Laddove la scena non esiste tutto si risolve nei gesti e nei movimenti che vibrano nell'aria. In Both Sitting Duet la sfida era dichiarata: dalla partitura di Morton Feldman For John Cage provare a effettuare una transcodificazione per mani. I due performer, seduti davanti al pubblico, davano inizio a una danza manuale, come direttori d'orchestra che improvvisamente scoprono di avere nelle mani l'intera orchestra, oppure l'intero corpo di ballo. La musica è scomparsa, si fa un passo indietro, prima di un'ipotetica esecuzione strumentale, per compiere in realtà un bel passo in avanti, sconfinando verso un campo ostico eppure pianeggiante di codici e linguaggi. In fin dei conti si trattava di un vero e proprio esperimento che aveva il sapore e il rigore della matematica.
Con il nuovo lavoro The Quiet dance Matteo Fargion e Jonathan Burrows continuano a muoversi nel silenzio di una scena inesistente. Volutamente anonimo lo sfondo non c'è e tutto si concentra nei movimenti e nei gesti di due corpi anch'essi anonimi. Nessuna decorazione e nessun orpello per un'immagine che seppur vicina appare lontanissima, proveniente da un'altra dimensione o come inclusa dentro uno schermo anch'esso anonimo.

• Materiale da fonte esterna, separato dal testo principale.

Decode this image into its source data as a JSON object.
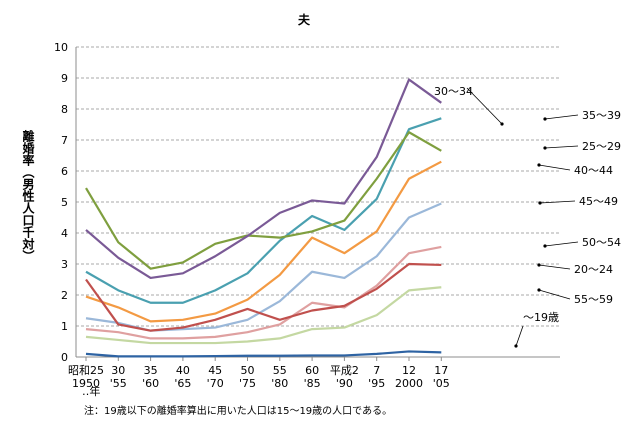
{
  "chart_data": {
    "type": "line",
    "title": "夫",
    "ylabel": "離婚率（男性人口千対）",
    "xlabel": "年",
    "x_unit_note": "‥年",
    "footnote": "注：19歳以下の離婚率算出に用いた人口は15～19歳の人口である。",
    "ylim": [
      0,
      10
    ],
    "yticks": [
      "0",
      "1",
      "2",
      "3",
      "4",
      "5",
      "6",
      "7",
      "8",
      "9",
      "10"
    ],
    "grid": "horizontal dashed",
    "categories_era": [
      "昭和25",
      "30",
      "35",
      "40",
      "45",
      "50",
      "55",
      "60",
      "平成2",
      "7",
      "12",
      "17"
    ],
    "categories_year": [
      "1950",
      "'55",
      "'60",
      "'65",
      "'70",
      "'75",
      "'80",
      "'85",
      "'90",
      "'95",
      "2000",
      "'05"
    ],
    "series": [
      {
        "name": "～19歳",
        "color": "#2e63a3",
        "values": [
          0.1,
          0.02,
          0.02,
          0.02,
          0.03,
          0.04,
          0.04,
          0.05,
          0.05,
          0.1,
          0.18,
          0.15
        ]
      },
      {
        "name": "20～24",
        "color": "#c0504d",
        "values": [
          2.5,
          1.05,
          0.85,
          0.95,
          1.2,
          1.55,
          1.2,
          1.5,
          1.65,
          2.2,
          3.0,
          2.97
        ]
      },
      {
        "name": "25～29",
        "color": "#7f9f3f",
        "values": [
          5.45,
          3.7,
          2.85,
          3.05,
          3.65,
          3.92,
          3.85,
          4.05,
          4.4,
          5.75,
          7.25,
          6.65
        ]
      },
      {
        "name": "30～34",
        "color": "#7a5a96",
        "values": [
          4.1,
          3.2,
          2.55,
          2.7,
          3.25,
          3.9,
          4.65,
          5.05,
          4.95,
          6.45,
          8.95,
          8.2
        ]
      },
      {
        "name": "35～39",
        "color": "#4aa0b0",
        "values": [
          2.75,
          2.15,
          1.75,
          1.75,
          2.15,
          2.7,
          3.75,
          4.55,
          4.1,
          5.1,
          7.35,
          7.7
        ]
      },
      {
        "name": "40～44",
        "color": "#f39a43",
        "values": [
          1.95,
          1.6,
          1.15,
          1.2,
          1.4,
          1.85,
          2.65,
          3.85,
          3.35,
          4.05,
          5.75,
          6.3
        ]
      },
      {
        "name": "45～49",
        "color": "#9bb8d9",
        "values": [
          1.25,
          1.1,
          0.85,
          0.9,
          0.95,
          1.2,
          1.8,
          2.75,
          2.55,
          3.25,
          4.5,
          4.95
        ]
      },
      {
        "name": "50～54",
        "color": "#dfa0a0",
        "values": [
          0.9,
          0.8,
          0.6,
          0.6,
          0.65,
          0.8,
          1.05,
          1.75,
          1.6,
          2.3,
          3.35,
          3.55
        ]
      },
      {
        "name": "55～59",
        "color": "#c4d8a2",
        "values": [
          0.65,
          0.55,
          0.45,
          0.45,
          0.45,
          0.5,
          0.6,
          0.9,
          0.95,
          1.35,
          2.15,
          2.25
        ]
      }
    ]
  }
}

Matteo Fargion e Jonathan Burrows si sono adesso alzati in piedi. E per questa performance danno vita a una geometrica coreografia composta sostanzialmente da passi passi passi. Una meccanica ripetizione nello spazio vuoto di una scena vuota. Otto passi accompagnati da una voce monotona, otto passi, come se si scandisse una fantomatica scala musicale dal do al do senza nessuna variazione. Finisce il vocalizzo e finisce la camminata, come se fosse il suono ad avere il peso e l'energia. Come fosse il suono a spingere il corpo. E nella ripetizione perenne si abbozzano piccole variazioni, si disegnano linee, si gioca con la simmetria e con le figure geometriche. Sempre scaturite dalla grammatica del grado zero: una camminata calamitata da terra a terra, una camminata pesante, ma ostinata, anche se in fin dei conti anonima.
Il ritmo è estenuante perché si tratta di una tiptografia ripetuta con poche variazioni: immaginarsi un martello che batte sull'ordine ferreo del codice, la solita goccia sulla pietra che scava con ostinazione solchi irreparabili. Le sequenze di movimenti stilizzati non possono provocare che il brivido di qualche scintilla numerica. Il codice appare in tutta la propria crudezza matematica, ritraendosi nell'algoritmo, nella legge segreta, nell'enigma. Ricorda i celebri video di Samuel Beckett (almeno Quad) ma l'orizzonte si è trasformato in linea orizzontale, il trascendente non c'è più e la scena vuota è scomparsa. Perché non esiste più scena.